Apple warns that “some services process photos in the cloud, which gives them access to your photos. But we designed Photos to process your images directly on your Mac, iPhone and iPad. In fact, the Apple Neural Engine with the A13 and A14 Bionic chips performs over 100 billion operations per photo to recognize faces and places without ever leaving your device. And when apps request access to your photos, you can share just the images you want—not your entire library.”

That last point in another swipe at Google, leading to the second critical consideration for any iPhone user with Google Photos on their phone. When Apple released iOS 14 last year, it gave users the option to share only selected photos and videos with apps, rather than their entire collection. Why should an app have access to years of memories, when all you want to do is edit a few photos or videos?

Well, Google doesn’t buy into this limitation when it comes to iPhone users. When you install Google Photos you will receive a message telling you that “Google Photos needs access to all your photos.” It says this is to view, share or use its optional backups. But from a privacy perspective the message is much clearer. All or nothing, and you’re shifting all that data out of Apple’s privacy-first enclave to someplace else.

Always have that data collection and analysis philosophy in mind—which brings me to the third consideration. When you use Google photos, then many of your images will contain hidden data, embedded into the files, that discloses the time and exact location the photo was taken, the device you were using, even the camera settings. Google admits it pulls this so-called EXIF data into its analytics machine.

“We do use EXIF location data to improve users’ experience in the app,” I was told by a company spokesperson, “for example we might use EXIF information to surface a trip in our Memories feature or suggest a photo book from a recent trip.”

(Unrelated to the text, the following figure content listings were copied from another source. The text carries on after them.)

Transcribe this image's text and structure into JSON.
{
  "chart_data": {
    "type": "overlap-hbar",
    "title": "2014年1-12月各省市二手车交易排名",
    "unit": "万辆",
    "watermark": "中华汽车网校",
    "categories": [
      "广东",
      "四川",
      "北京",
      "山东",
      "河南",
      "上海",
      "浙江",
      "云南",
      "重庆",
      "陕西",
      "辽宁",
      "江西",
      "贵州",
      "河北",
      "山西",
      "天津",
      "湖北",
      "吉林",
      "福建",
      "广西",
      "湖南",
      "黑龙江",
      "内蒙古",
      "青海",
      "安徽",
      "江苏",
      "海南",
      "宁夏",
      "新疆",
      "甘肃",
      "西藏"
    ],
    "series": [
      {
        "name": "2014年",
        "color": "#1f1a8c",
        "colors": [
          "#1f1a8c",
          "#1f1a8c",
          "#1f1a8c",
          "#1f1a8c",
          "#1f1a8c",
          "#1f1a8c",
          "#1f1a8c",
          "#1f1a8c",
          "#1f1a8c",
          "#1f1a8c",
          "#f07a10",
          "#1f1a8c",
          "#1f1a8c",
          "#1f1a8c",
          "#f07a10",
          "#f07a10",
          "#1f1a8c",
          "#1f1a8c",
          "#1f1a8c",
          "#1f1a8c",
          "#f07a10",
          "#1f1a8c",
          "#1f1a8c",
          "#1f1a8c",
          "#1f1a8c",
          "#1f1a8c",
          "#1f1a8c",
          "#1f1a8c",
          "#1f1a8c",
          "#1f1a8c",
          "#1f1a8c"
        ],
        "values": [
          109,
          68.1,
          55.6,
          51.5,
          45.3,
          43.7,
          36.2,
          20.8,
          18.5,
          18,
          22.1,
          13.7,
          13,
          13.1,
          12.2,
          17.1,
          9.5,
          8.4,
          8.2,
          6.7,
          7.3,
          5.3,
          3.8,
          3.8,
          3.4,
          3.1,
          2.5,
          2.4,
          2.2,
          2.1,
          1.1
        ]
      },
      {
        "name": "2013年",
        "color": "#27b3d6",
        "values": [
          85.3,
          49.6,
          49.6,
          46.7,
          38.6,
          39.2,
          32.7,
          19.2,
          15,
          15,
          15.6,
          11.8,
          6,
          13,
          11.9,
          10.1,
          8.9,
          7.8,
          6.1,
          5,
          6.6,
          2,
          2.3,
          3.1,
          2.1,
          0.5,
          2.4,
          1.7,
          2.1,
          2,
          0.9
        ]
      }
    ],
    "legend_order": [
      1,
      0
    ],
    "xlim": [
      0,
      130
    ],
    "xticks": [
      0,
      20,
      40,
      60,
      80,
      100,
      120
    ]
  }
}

That last point is advertising, in case that’s not obvious. Facebook has admitted the same to me in the past. Even if you tell your phone not to share your location with Facebook, even if you go into your Facebook’s settings and disable location sharing, then the company will still “collect and process” your EXIF location data.

It’s remarkably simple if you “follow the money” to work out the transactional relationships you’re entering into, in return for all the “free” services you use. If you’re not paying for the product, then you clearly are the product. it really is that simple. And so, when Facebook seems to suggest it may charge users for its apps where they block tracking on their Apple devices, you are being put in your place.

And so, while Google Photos has more features than Apple’s alternatives, make sure you understand the trade-offs. Above all, though, bear in mind that if we don’t opt for apps and platforms that genuinely put privacy first, then we send a message to big tech that we won’t really change our ways, that they can harvest at will.

This year is proving to be a pivotal one for privacy—I’m not sure your data is any safer or your privacy is any better protected in general, at least not yet, but at least you now have the information you need to make informed choices. Now it’s over to you.